Lily's Promise by Lily Ebert

Lily's Promise by Lily Ebert

Author:Lily Ebert [Ebert, Lily]
Language: eng
Format: epub
Publisher: Pan Macmillan UK
Published: 2021-09-13T16:00:00+00:00


July 1945–June 1946

The Red Cross also broadcast the names of all the orphans from Buchenwald on the radio. Our story was on newsreels. And as a result, to our joy and astonishment, we discovered two relatives who not only had survived but were actually in Switzerland. Bella Brick was one of my father’s many first cousins, younger than him, but a lot older than me, so we called her Auntie Bella. Her husband, Max, or Uncle Miksha as we knew him, was a teacher. They didn’t have children themselves, but they had travelled with a niece, Dita Engelman, and were now taking care of her in their new home in Geneva.

As soon as they could, they came to visit us in the mountains. An incredible day. To see a relative from Bonyhád, people who had known us all our lives . . . We could hardly believe our eyes. And we were amazed to hear their story of survival, although it’s now a famous one, and also very controversial.

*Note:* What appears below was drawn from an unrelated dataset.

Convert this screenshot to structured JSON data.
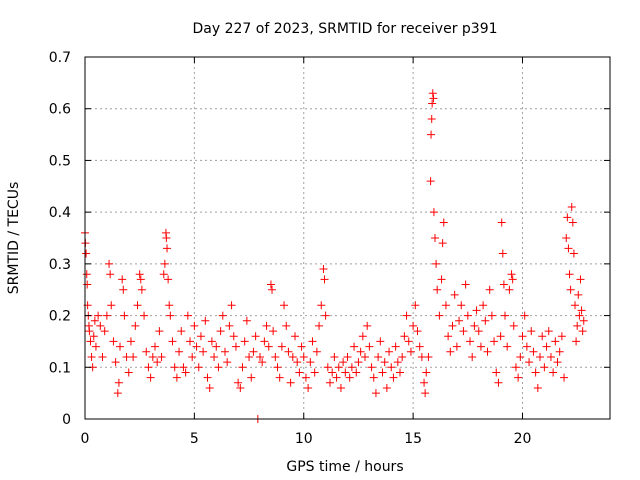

Late on that Friday night at the end of June the previous year, after our mother had washed our hair and lit the Shabbat candles for us for the very last time on the sports field on the edge of Bonyhád, Bella, Miksha and Dita had boarded a train in Budapest. Half an hour after midnight, thirty-five goods wagons left Budapest, filled with nearly 1,700 passengers chosen for rescue by the Budapest Aid and Rescue Committee: Zionists, Orthodox and ultra-Orthodox Jews; rabbis, scholars, artists, farmers, industrialists, nurses. Rudolf Kasztner, the Committee’s founder, who made the bargain with Adolf Eichmann, described it as a ‘Noah’s Ark’. The plan was to save Hungary’s Jews from the Final Solution through ransom, and at first the Committee hoped to ‘buy’ 10,000 Jews. ‘Blood for Goods’. Some saw this as a form of collusion. It seems the Bricks had enough money to pay for three places on Kasztner’s train. They had no idea where they were going – neither did Kasztner when the train left the station – but they knew that almost anywhere was safer than Hungary by then. It’s possible they had already sent money for safekeeping in a Swiss bank. Their transport stopped at the Austrian border, and then Eichmann diverted the train to Bergen-Belsen. It finally arrived there on 9 July, the same day that our own transport reached Auschwitz.

The passengers were taken to a special part of the concentration camp, called the Ungarnlager, the Hungarian camp, where they had little to eat, and lived crammed into a few rooms. But they could organize themselves. They even had concerts and lectures and put on sketch shows. My cousins were particularly lucky: after about six weeks, they were allowed to leave, in a group of just 300, though most of the rest of the group were trapped at Bergen-Belsen until December. Bella, Miksha and Dita arrived in Switzerland on 18 August 1944. They were saved. And they were wealthy enough to build new lives for themselves.